Wohnen autofrei – wer ist dabei?

■ Erste autofreie Siedlung soll kommen / Rechtliche Probleme ausgeräumt    Von Marco Carini

Eigentlich könnte es gleich losgehen. Mehrere hundert InteressentInnen stehen Fahrrad bei Fuß, die rechtlichen Probleme scheinen lösbar und im Kooperations-Vertrag zwischen SPD und Statt Partei ist sie auch verankert: Hamburgs erste autofreie Wohnsiedlung. Top-Favorit für das Pilotprojekt: Die geplante Großsiedlung Allermöhe III.

Juristische Barrieren für eine autofreie Siedlung sind nach einem im Auftrag der Umweltschutzorganisation Robin Wood erstellten Rechtsgutachten überwindbar. „Die rechtlich zulässigen Möglichkeiten sind ausreichend“, betont der Hamburger Rechtsanwalt Kersten Wagner, der mit anderen Kollegen die Bewertung erstellt hat. Danach können die Mietverträge an eine Erklärung der MieterInnen gekoppelt werden, auf den Privat-PKW zu verzichten.

Die Verzichtserklärung müsse jedoch durch einen Zumutbarkeitsvorbehalt ergänzt werden, nach der Siedlungs-BewohnerInnen die Anschaffung eines Privatwagens zugestanden wird, wenn etwa aus beruflichen oder gesundheitlichen Gründen ein Fahrverzicht unzumutbar würde. Und noch etwas anderes wäre für den Juristen Wagner höchst angebracht: „Erleichtert würde so ein Projekt durch eine Novellierung der Hamburger Bauordnung, die heute noch jeden Bauherren verpflichtet, pro Wohnung einen Stellplatz zu errichten oder sich für teures Geld von dieser Verpflichtung loszukaufen“.

Optimistisch stimmt Robin Wood hingegen, daß in den Kooperationsvertrag zwischen SPD und Statt Partei die einst von der GAL in die gescheiterten Koalitionsverhandlungen eingebrachte Forderung nach einem „Pilotprojekt autofreies Wohnen“ Eingang gefunden hat. Fünf geplante Wohnsiedlungen sind dabei für diesen Modellversuch im Gespräch.

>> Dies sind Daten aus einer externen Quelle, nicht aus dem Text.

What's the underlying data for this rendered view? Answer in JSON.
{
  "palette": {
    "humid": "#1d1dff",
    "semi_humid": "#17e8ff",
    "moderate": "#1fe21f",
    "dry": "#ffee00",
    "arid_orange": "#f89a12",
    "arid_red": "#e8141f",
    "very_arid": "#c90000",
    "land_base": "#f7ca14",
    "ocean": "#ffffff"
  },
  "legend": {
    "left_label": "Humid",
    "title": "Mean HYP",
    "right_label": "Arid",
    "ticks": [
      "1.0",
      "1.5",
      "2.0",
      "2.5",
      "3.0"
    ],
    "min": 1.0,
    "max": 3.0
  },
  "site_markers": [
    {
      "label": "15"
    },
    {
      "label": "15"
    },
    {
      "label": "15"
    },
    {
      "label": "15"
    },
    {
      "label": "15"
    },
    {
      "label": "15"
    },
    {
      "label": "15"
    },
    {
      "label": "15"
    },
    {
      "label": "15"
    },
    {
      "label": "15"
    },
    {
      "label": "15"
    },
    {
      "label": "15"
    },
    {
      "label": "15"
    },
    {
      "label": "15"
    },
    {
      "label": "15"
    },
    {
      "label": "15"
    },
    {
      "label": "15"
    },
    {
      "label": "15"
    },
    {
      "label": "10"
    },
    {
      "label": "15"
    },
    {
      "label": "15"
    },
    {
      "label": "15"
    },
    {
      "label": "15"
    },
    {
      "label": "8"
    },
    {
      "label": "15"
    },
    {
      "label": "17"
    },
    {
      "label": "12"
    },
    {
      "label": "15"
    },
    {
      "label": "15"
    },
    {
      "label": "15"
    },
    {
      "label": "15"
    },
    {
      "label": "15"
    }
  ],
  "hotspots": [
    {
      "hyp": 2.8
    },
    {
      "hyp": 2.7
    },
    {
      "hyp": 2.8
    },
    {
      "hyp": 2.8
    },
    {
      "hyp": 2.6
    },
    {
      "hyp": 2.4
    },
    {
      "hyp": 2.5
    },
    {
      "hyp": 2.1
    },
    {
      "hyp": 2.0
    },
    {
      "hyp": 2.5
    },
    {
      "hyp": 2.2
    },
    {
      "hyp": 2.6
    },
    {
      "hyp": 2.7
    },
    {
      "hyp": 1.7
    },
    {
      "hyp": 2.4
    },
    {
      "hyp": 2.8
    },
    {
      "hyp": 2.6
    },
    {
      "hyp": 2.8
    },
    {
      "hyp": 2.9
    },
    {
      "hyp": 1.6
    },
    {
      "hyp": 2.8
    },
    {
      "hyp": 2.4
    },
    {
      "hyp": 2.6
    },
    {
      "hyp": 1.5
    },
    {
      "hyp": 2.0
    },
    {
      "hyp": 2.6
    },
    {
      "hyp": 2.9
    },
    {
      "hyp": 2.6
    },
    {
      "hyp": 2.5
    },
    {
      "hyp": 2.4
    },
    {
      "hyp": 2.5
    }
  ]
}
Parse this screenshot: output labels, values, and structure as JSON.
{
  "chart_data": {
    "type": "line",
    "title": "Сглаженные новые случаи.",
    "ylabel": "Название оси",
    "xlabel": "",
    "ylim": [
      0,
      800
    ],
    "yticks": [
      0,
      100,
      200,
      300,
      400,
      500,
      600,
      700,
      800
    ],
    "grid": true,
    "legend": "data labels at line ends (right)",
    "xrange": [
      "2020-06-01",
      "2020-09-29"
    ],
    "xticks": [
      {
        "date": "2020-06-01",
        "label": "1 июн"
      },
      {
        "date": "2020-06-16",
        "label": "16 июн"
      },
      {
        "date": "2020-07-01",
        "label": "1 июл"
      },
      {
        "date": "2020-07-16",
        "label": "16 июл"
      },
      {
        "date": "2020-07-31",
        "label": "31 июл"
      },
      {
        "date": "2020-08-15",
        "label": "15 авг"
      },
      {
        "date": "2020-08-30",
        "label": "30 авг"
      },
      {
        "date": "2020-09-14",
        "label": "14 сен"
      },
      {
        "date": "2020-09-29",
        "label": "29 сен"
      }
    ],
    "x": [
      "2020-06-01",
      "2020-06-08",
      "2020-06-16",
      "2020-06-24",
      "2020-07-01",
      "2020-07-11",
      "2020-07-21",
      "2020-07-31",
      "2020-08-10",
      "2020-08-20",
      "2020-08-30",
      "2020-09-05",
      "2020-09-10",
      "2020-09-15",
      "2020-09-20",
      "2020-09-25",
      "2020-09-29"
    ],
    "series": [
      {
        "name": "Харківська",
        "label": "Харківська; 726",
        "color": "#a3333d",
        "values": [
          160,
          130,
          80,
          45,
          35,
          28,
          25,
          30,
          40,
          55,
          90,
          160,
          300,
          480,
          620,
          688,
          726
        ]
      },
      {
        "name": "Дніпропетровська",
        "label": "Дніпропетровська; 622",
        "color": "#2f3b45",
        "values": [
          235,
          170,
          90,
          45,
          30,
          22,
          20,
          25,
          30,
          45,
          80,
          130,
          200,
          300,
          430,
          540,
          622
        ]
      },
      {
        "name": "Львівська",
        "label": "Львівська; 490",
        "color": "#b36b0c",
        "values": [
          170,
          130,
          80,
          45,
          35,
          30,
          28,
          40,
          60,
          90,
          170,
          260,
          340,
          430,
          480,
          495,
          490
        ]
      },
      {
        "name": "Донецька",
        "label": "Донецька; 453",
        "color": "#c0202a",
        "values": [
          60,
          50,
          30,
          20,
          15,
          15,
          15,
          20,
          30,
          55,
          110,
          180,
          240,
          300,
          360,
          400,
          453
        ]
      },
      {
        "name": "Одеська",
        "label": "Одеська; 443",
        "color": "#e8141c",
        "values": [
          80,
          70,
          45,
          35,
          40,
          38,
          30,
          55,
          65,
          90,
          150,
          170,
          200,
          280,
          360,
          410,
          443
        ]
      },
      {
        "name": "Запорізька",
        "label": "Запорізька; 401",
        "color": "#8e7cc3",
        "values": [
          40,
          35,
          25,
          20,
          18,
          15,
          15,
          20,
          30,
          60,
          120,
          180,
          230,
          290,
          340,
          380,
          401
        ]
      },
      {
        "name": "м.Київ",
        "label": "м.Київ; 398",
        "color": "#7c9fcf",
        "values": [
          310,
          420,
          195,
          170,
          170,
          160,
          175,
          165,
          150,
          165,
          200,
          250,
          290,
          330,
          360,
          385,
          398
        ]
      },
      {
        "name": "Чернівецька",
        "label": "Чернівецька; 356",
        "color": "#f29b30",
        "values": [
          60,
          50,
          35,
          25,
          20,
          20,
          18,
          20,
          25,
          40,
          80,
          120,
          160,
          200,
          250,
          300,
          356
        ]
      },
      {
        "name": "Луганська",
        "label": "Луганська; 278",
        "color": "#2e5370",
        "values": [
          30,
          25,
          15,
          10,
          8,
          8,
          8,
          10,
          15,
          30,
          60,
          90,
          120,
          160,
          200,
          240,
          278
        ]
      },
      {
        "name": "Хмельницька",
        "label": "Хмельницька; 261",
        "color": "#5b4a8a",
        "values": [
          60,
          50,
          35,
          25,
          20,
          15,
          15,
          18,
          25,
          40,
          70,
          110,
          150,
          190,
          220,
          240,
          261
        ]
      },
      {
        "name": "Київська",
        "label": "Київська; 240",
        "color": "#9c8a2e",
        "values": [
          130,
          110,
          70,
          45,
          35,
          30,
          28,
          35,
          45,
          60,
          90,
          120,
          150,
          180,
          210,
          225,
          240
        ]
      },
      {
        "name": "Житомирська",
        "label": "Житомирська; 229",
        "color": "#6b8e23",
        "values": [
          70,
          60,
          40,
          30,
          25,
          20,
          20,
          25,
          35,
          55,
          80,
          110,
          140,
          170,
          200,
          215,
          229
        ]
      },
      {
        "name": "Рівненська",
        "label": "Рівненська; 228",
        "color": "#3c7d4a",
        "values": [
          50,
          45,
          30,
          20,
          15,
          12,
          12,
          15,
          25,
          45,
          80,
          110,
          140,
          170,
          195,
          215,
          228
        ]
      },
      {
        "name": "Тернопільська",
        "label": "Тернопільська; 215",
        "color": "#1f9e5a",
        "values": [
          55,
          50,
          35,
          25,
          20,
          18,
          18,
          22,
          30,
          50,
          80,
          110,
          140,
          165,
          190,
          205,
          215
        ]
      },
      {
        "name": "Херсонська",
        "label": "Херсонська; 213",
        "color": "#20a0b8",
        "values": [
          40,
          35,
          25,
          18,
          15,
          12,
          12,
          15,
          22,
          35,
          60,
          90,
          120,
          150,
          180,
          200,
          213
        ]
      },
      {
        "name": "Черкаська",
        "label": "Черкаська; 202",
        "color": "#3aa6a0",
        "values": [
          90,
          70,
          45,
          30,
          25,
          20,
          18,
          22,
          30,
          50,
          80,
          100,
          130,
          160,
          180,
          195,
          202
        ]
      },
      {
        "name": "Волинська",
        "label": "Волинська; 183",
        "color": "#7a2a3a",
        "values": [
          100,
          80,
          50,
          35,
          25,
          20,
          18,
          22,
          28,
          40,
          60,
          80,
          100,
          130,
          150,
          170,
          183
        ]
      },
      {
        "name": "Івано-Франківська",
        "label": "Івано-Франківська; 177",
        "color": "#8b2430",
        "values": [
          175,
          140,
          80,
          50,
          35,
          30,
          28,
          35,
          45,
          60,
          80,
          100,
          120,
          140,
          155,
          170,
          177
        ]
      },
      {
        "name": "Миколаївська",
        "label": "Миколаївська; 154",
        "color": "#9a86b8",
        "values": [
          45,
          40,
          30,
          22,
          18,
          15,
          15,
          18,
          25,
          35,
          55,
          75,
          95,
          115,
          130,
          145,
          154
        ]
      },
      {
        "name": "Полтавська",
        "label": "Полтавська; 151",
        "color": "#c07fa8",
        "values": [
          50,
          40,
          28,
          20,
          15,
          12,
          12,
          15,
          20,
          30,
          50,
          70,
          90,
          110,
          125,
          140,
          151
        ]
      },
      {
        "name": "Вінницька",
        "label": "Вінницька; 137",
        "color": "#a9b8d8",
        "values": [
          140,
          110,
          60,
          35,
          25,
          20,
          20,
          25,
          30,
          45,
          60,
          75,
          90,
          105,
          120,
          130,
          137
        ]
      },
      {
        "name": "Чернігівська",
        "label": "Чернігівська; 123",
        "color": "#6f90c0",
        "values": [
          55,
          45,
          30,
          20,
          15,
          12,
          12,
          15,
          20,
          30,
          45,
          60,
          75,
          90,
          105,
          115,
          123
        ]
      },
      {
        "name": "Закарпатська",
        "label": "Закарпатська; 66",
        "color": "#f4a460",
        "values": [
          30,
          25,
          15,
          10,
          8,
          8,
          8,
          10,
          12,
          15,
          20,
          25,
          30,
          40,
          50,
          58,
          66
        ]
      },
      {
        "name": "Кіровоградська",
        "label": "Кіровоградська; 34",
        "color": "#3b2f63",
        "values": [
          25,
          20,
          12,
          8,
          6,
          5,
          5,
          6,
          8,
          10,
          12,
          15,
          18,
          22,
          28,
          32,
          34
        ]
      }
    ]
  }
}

Die Stadtentwicklungsbehörde (Steb) favorisiert die geplante Siedlung Allermöhe III für ein „autoarmes“ Wohnmodell. Steb-Sprecher Tom Janßen: „Wir planen in diese Richtung“. Doch „einen Zwang“ zum Verzicht auf den eigenen PKWs werde es „nicht geben, gut begründete Ausnahmen“ seien möglich. Janßen: „Wir wollen keinen Stacheldraht mit Wachtürmen um Allermöhe, auf denen Robin Wood sitzt, um die Schranke für Privatwagen zu öffnen oder zu schließen“.

Von allen zur Zeit für das Pilotprojekt infrage kommenden Neubaugebieten ist Allermöhe III mit rund 3.000 Wohnungen zwar das größte, aber auch das, dessen Erstellung sich am längsten hinziehen wird: bis ins kommende Jahrhundert.

Die ehemalige Trabrennbahn Farmsen, auf der rund 1.000 Wohneinheiten entstehen sollen, ist am längsten für einen autofreien Modellversuch im Gespräch. Doch Steb-Sprecher Tom Janßen blockt ab: „Wir sind da pessimistisch, weil wir Probleme mit dem Investor erwarten“. Im Januar will der Eimsbüttler Stadtplanungsausschuß darüber beraten, ob es nicht auch in dem geplanten Wohngebiet auf dem ehemaligen HSV-Stadion Rotherbaum autofrei zugehen könnte.

Die weiteren, jeweils von der lokalen SPD ins Gespräch gebrachten, möglichen Standorte sind die Altonaer Zeisewiese und das Gelände der Alsterdorfer Polizeikaserne, auf denen ebenfalls neue Wohnblöcke entstehen sollen.